Pendleton's staging begins at the wedding of Claudius and Gertrude; Walt Spangler's set design essentially renders Elsinore as the kind of event space where wedding receptions take place. There is a fully set table at stage center, a wedding cake upstage, an enormous floral bower hovering above. There is a bar upstage left, and seating consoles are placed around the room. The cast members often stay on stage for scenes in which they are not involved. In one of the oddest decisions, Gertrude appears to overhear the conversation between Hamlet and Horatio about how Hamlet escaped being killed on the way to England. Of course, if Gertrude knew this, her behavior in the final scene, the duel between Hamlet and Laertes, would be entirely different. It isn't, so the point of all this is entirely lost.

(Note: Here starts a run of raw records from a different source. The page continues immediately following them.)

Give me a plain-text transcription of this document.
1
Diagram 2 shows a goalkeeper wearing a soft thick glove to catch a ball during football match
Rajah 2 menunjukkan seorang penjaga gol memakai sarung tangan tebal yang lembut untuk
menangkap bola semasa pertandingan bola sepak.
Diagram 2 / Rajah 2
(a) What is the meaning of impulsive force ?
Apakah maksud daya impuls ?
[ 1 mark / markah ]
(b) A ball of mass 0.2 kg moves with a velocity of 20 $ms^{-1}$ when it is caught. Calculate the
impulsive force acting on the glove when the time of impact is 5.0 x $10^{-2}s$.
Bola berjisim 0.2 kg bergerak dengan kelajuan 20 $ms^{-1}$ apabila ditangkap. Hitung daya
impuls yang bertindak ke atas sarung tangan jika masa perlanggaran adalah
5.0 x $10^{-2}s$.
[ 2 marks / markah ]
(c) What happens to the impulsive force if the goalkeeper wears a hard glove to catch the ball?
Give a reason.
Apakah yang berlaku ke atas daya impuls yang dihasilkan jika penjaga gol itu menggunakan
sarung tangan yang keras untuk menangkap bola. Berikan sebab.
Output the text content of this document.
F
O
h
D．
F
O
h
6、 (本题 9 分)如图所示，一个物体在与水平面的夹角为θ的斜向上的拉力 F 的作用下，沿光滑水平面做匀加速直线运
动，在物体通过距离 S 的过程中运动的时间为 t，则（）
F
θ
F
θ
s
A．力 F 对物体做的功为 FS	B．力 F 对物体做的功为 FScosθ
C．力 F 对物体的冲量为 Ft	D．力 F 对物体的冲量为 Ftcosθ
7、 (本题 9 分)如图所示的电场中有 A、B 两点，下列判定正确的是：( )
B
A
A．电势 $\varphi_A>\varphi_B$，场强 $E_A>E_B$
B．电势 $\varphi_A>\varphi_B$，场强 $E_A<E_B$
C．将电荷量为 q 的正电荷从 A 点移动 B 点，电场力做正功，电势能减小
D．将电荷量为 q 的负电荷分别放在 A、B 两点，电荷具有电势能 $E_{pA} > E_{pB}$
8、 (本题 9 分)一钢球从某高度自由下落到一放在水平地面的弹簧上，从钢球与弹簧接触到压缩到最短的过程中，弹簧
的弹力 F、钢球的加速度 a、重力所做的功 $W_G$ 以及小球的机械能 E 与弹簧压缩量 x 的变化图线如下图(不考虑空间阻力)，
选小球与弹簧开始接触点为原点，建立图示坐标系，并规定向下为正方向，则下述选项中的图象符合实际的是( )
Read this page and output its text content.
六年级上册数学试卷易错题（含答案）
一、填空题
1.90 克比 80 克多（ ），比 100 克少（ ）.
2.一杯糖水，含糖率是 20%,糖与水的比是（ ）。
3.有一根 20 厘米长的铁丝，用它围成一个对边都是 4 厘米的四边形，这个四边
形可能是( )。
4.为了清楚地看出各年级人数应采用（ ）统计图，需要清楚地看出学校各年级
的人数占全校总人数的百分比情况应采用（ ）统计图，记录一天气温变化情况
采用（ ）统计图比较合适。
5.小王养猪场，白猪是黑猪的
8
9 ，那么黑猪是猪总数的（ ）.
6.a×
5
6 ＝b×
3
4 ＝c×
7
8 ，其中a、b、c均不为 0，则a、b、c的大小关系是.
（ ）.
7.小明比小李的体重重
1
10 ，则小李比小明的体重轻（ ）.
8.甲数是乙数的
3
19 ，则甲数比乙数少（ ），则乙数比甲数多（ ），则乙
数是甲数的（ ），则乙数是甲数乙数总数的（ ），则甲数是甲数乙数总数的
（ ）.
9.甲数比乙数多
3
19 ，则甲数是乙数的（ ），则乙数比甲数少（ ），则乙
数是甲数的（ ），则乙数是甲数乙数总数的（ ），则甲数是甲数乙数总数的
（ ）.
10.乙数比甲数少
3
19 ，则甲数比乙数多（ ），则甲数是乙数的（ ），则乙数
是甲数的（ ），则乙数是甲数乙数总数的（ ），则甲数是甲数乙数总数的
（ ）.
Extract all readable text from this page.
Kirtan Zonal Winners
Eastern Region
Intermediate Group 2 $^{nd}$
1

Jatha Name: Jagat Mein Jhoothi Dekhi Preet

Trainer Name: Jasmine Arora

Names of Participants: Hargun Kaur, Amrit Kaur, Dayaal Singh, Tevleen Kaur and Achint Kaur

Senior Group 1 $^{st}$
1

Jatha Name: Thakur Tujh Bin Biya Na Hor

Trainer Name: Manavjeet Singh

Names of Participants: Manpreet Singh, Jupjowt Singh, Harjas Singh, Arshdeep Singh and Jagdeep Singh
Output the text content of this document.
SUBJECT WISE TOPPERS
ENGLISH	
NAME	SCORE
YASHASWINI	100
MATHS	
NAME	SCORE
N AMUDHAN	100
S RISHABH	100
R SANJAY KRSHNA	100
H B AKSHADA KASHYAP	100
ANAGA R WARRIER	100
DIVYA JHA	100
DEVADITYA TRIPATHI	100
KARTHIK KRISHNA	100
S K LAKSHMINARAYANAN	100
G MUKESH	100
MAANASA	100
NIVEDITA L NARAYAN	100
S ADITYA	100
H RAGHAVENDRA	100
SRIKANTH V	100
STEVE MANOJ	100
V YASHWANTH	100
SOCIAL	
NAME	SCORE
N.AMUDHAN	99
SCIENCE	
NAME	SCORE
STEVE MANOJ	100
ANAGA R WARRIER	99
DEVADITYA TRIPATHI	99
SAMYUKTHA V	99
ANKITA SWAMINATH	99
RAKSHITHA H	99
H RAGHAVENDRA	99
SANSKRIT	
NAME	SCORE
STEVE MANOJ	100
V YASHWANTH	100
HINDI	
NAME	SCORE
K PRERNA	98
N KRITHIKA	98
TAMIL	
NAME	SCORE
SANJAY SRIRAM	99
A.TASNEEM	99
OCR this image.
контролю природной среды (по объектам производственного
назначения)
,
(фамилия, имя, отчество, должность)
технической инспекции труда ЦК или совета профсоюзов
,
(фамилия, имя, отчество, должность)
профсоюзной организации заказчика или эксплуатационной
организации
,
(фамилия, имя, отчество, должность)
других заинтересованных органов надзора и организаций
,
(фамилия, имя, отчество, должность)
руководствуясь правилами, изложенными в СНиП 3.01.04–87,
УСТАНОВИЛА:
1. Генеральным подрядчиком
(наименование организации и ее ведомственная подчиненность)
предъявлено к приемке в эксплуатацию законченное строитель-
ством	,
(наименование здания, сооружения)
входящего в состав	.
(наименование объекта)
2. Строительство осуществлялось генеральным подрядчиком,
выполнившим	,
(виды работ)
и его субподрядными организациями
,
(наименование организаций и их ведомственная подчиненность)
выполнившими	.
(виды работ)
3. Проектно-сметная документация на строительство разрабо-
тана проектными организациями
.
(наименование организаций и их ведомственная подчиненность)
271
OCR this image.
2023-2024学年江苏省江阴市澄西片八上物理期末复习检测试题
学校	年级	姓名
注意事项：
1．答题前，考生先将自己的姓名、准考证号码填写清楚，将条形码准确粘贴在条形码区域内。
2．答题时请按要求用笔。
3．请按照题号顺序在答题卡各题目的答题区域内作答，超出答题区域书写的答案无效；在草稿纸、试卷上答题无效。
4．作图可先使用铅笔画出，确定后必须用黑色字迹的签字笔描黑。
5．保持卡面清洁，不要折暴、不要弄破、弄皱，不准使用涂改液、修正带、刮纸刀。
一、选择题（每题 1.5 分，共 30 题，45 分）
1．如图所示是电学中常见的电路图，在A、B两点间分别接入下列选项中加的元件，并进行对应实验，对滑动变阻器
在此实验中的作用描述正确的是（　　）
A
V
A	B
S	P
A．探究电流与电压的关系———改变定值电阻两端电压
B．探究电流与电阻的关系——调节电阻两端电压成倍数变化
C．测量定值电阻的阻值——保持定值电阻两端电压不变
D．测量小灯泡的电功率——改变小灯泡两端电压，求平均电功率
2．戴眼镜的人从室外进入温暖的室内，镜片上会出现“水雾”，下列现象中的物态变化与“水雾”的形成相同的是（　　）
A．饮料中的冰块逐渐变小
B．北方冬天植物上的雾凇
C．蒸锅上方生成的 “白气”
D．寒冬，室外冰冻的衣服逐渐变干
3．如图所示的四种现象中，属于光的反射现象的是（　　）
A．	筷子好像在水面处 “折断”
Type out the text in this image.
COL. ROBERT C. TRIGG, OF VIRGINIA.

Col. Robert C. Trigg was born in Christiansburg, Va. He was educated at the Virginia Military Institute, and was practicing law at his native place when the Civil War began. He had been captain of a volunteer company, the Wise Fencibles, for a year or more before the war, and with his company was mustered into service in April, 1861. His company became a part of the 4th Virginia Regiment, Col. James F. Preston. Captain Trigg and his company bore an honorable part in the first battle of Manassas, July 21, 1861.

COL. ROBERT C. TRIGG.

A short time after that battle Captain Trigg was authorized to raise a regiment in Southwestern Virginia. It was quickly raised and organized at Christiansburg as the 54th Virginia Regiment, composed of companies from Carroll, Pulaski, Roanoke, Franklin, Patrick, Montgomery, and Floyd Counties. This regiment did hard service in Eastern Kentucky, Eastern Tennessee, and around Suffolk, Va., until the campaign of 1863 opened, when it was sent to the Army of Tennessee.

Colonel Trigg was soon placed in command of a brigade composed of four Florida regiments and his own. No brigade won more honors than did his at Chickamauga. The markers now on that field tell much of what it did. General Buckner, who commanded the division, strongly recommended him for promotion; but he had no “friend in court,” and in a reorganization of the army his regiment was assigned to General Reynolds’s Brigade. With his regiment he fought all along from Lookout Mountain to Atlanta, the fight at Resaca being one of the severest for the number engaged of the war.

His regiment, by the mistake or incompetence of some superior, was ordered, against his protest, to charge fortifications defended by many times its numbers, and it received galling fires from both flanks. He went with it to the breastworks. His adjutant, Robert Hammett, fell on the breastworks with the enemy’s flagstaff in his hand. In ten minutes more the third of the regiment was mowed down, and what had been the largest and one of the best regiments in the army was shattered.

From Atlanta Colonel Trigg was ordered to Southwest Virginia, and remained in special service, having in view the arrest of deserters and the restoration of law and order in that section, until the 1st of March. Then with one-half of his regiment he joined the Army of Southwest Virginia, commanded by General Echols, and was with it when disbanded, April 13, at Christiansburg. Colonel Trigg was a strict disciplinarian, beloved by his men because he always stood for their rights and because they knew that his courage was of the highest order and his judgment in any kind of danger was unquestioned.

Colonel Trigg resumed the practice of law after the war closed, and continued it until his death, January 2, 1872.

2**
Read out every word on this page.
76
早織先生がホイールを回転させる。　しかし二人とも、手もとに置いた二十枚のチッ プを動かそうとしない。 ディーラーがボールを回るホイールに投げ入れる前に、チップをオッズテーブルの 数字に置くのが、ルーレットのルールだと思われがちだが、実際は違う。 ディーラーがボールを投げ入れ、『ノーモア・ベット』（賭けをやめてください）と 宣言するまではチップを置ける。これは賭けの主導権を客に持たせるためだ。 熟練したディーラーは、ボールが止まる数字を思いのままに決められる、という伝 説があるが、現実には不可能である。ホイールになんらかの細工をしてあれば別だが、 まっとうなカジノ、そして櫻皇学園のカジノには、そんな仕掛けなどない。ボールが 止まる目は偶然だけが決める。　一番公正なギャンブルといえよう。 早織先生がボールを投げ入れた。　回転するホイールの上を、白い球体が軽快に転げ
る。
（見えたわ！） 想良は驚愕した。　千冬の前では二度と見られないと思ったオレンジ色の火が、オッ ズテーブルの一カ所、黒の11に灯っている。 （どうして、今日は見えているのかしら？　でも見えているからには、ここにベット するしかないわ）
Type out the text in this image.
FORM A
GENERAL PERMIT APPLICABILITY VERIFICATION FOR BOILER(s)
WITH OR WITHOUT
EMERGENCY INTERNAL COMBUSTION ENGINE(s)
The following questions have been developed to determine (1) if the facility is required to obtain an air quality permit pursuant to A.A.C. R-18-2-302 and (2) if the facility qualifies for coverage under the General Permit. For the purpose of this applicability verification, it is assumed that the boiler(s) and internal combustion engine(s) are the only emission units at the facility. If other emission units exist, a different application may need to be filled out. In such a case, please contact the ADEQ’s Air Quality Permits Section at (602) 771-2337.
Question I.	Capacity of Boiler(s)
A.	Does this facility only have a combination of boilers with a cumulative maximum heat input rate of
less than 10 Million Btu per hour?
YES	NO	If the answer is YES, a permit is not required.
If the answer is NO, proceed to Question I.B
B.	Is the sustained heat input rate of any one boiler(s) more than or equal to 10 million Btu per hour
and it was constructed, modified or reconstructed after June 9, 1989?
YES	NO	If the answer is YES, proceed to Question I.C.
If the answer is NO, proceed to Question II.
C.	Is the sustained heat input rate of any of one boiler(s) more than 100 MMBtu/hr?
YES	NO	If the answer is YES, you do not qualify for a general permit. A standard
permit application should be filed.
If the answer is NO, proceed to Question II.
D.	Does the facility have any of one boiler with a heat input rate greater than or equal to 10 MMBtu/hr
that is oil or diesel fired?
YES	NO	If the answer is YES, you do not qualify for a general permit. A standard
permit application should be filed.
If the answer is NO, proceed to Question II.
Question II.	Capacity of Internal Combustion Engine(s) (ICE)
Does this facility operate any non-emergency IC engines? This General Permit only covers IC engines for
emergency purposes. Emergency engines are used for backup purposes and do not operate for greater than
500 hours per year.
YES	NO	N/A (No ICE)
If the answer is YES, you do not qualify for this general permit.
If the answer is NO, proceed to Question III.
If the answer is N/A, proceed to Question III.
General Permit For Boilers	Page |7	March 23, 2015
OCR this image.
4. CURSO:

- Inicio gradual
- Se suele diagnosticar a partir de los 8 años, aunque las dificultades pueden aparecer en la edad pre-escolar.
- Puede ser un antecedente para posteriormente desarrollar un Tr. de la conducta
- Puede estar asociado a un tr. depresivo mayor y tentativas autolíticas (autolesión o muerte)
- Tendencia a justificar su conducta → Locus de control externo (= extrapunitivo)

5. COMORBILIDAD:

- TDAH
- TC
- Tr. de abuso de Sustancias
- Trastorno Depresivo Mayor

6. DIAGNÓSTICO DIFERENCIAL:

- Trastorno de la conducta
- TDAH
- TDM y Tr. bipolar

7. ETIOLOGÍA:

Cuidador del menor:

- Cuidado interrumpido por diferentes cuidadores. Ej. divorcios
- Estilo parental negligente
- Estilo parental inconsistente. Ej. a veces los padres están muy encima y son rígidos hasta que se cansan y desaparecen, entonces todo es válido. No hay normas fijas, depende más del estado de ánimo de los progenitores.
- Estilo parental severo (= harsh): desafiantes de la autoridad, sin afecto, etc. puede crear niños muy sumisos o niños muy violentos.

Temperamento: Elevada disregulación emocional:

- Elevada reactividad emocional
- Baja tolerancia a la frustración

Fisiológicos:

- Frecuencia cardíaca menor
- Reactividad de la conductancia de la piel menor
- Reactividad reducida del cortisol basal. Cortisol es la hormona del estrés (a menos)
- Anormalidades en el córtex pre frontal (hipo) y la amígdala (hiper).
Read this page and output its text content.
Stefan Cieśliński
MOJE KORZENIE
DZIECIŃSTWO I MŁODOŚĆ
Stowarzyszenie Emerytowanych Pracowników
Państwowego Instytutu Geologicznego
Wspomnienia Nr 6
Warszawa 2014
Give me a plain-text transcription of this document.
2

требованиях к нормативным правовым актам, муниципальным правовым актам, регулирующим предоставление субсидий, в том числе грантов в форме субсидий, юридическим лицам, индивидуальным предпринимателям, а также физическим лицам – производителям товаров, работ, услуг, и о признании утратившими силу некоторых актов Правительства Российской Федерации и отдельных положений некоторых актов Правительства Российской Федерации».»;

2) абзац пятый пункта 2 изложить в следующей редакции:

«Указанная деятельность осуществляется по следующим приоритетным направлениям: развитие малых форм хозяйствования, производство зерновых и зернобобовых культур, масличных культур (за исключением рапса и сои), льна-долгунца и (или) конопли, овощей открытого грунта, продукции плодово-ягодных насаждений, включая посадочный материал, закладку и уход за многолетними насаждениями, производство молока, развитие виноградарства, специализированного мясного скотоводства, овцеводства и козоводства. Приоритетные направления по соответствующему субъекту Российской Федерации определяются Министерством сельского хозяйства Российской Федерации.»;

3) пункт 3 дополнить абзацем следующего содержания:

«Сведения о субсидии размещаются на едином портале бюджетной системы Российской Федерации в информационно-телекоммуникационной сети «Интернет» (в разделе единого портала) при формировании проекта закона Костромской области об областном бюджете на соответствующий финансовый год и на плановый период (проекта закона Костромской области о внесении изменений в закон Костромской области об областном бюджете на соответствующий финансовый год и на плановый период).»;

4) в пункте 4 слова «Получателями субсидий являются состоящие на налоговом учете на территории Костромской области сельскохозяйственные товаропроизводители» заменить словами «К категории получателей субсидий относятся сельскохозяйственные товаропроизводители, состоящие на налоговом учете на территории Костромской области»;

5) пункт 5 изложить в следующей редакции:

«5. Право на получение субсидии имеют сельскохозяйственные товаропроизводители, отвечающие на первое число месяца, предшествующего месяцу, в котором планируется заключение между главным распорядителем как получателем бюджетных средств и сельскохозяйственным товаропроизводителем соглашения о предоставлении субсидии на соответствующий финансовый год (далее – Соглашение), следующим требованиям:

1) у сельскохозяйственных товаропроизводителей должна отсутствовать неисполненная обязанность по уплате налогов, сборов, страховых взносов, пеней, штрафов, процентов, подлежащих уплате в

So many decisions leave one wondering what Pendleton and company were trying to accomplish. When we first see the "mad" Hamlet, pretending mental distress to conceal his intentions from the court, in most productions he enters in a state of disarray; here we see him in one of the designer suits favored by costumer Constance Hoffman, looking nattier than ever. Similarly, when Ophelia loses her mind, she typically enters looking a fright; here, the actress Lisa Joyce appears, neat and clean, in the same chic gown, looking like she just came from the hairdresser. When Hamlet gets together with Rosencrantz and Guildenstern, they share a few lines of cocaine, a trendy bit of staging that leads nowhere. When Hamlet kills Polonius, stabbing him through the curtain in Gertrude's room, the actor Stephen Spinella, who plays Polonius, simply gets up and leaves. At the end of the scene, however, Hamlet steps behind the curtain to haul away a body that has already left under its own power. Then again, during the fatal duel between Hamlet and Laertes, Polonius crosses the stage, for reasons I cannot explain.

There are many, many other touches that deviate from the standard approach, which would be fine if they added up to a coherent vision of the play. But they don't, and with the actor playing Hamlet in so obviously over his head, this production becomes actively painful. My mind kept drifting back to CSC's 2005 Hamlet, not an ideal production for sure, but one that featured Michael Cumpsty's incisive, well-spoken, powerful Hamlet.

Pendleton's production aims for a casual, conversational approach, which too often is in conflict with the text. Harris Yulin, as Claudius, and Penelope Allen, as Gertrude, are much older than usual; this Hamlet must have been a midlife baby. Yulin's performance sometimes seems eerily tranquilized, but at least something interesting seems to be happening between him and Allen from time to time. Glenn Fitzgerald's Laertes also seems a bit long in the tooth; his performance feels overscaled compared to everyone else's low-key acting. Spinella's severely underplayed Polonius is one of the least effective I've seen. The role of Ophelia is a tough nut for today's actresses, many of whom struggle with the character's submissive nature and mental fragility. Joyce lacks radiance in her early scenes, and her breakdown seems overly calculated.

Justin Townsend's lighting creates a variety of effective stage washes; he also treats the transparent upstage curtain, and the upstage wall, in visually interesting ways. The sound design by Ryan Rumery/Soundscape is all right, but one tires of the constant murmur of doom-laden chords in the background.

There's no getting around the fact that this Hamlet is, quite simply, a mistake, a production tethered to an ill-prepared leading man and based on a directorial concept that often makes little sense. To quote another Shakespeare play, this Hamlet is ill met by moonlight. -- David Barbour.